War Crimes in the Russian Invasion of Ukraine

Yesterday, U.S. President Joe Biden and French President Emanuel Macron pledged to hold Russia accountable for “widely documented atrocities and war crimes” in Ukraine, the two leaders said in a statement issued after their White House meeting. (Reuters)

Also this week, the European Union’s top official on Wednesday proposed the creation of a United Nations-backed court to investigate and prosecute possible Russian crimes in the war in Ukraine, reflecting growing calls in Kyiv and the West for holding Moscow accountable for atrocities committed since its invasion. (New York Times)

Reporters looking for expert insight on ongoing issues with war crimes and the Ukraine invasion, please see comments from Syracuse University scholar-in-residence and former war crimes prosecutor David Crane.

 

  • “The criminal acts by the Russian Federation upon a fellow member state of the United Nations demand accountability, particularly for the crime of aggression. This aggression is a direct affront to the international community and the United Nations. The rule of law has been ignored by the Russian Federation, a permanent member of the UN Security Council. This cannot stand. The world’s tyrants and dictators watch like crocodiles as to what the international community does about Putin’s aggression. If we do nothing it will be a signal to them that they can act in other parts of the world. We are at a historic and seminal moment in international history, what we decide to do about Russian aggression will set the geo-political tone for the rest of the 21st Century,” said Crane.

 

Crane recently co-authored a white paper, “Russian War Crimes Against Ukraine. The Breach of International Humanitarian Law by the Russian Federation [PDF],” written with Syracuse University College of Law students that offers in-depth accounting and accusations of crimes committed by the Russian Federation and President Vladimir Putin during the invasion of Ukraine.

Crane is the co-founder of Impunity Watch, an online student-run law review and public service blog and the Syrian Accountability Project (SAP), an internationally-recognized effort among students, activists, journalists and non-governmental organizations to document war crimes and crimes against humanity during the Syrian Civil War.

In 2014, Crane co-authored the “Caesar Report” that detailed the systematic killing of thousands of people in Syria and testified about the report at the UN Security Council. Crane also has testified to the US House of Representatives Committee on Foreign Affairs and its Subcommittee on Africa, Global Health, Global Human Rights and International Organizations on the Syria crisis and related human security and humanitarian issues.
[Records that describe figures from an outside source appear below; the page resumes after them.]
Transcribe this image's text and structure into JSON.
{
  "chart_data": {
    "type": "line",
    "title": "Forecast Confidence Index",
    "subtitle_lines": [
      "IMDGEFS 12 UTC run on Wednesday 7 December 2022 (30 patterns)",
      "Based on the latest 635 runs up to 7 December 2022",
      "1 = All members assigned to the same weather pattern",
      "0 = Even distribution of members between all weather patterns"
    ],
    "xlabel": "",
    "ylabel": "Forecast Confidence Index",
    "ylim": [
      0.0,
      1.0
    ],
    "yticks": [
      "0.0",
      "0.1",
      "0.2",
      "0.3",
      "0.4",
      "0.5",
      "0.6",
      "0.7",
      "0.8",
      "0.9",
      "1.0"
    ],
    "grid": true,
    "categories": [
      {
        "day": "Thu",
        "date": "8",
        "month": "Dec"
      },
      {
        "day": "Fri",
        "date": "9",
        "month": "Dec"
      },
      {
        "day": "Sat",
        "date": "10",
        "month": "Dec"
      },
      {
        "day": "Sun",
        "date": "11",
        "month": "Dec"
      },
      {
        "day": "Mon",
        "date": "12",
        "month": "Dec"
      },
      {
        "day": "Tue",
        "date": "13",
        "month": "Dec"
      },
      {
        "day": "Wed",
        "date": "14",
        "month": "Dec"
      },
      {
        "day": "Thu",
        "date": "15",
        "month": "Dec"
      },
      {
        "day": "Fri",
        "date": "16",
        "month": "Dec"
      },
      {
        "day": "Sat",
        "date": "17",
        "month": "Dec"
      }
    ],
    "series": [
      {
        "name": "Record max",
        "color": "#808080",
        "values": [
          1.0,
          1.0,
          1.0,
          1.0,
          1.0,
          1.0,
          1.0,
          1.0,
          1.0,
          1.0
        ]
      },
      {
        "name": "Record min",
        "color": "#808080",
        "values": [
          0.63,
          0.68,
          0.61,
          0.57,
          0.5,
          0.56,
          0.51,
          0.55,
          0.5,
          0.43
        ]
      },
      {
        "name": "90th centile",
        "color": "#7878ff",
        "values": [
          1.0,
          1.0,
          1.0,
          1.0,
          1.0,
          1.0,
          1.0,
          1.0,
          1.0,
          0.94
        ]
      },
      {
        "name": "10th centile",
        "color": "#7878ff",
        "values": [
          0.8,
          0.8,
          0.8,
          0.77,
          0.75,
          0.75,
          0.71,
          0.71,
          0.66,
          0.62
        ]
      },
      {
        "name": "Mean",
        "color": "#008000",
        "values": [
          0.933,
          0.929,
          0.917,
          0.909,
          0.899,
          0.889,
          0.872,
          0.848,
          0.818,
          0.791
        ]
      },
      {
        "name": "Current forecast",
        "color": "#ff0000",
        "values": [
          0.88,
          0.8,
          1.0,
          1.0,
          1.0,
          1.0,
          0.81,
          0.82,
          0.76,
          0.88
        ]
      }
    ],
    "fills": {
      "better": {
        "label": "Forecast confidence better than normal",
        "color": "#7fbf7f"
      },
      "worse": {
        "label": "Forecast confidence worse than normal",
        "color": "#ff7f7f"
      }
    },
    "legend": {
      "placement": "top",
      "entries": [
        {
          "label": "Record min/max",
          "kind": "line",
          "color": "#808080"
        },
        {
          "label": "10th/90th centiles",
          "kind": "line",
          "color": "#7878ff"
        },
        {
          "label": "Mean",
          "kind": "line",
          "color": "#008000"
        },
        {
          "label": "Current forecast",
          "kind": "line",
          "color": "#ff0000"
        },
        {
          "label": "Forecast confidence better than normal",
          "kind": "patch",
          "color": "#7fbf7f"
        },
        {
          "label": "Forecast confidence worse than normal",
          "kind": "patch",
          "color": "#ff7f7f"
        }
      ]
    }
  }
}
In 2016, Crane helped to draft a UN resolution “to establish a special team to ‘collect, consolidate, preserve and analyze evidence’ as well as to prepare cases on war crimes and human rights abuses committed during the conflict in Syria.” Subsequently, he assisted the UN in setting up the independent justice mechanism mandated by the resolution.

When he was chief prosecutor of the Special Court for Sierra Leone, Crane was the first American to be a chief prosecutor of an international war crimes tribunal since 1945 when Justice Robert Jackson and Telford Taylor were prosecutors at the Nuremberg Trials.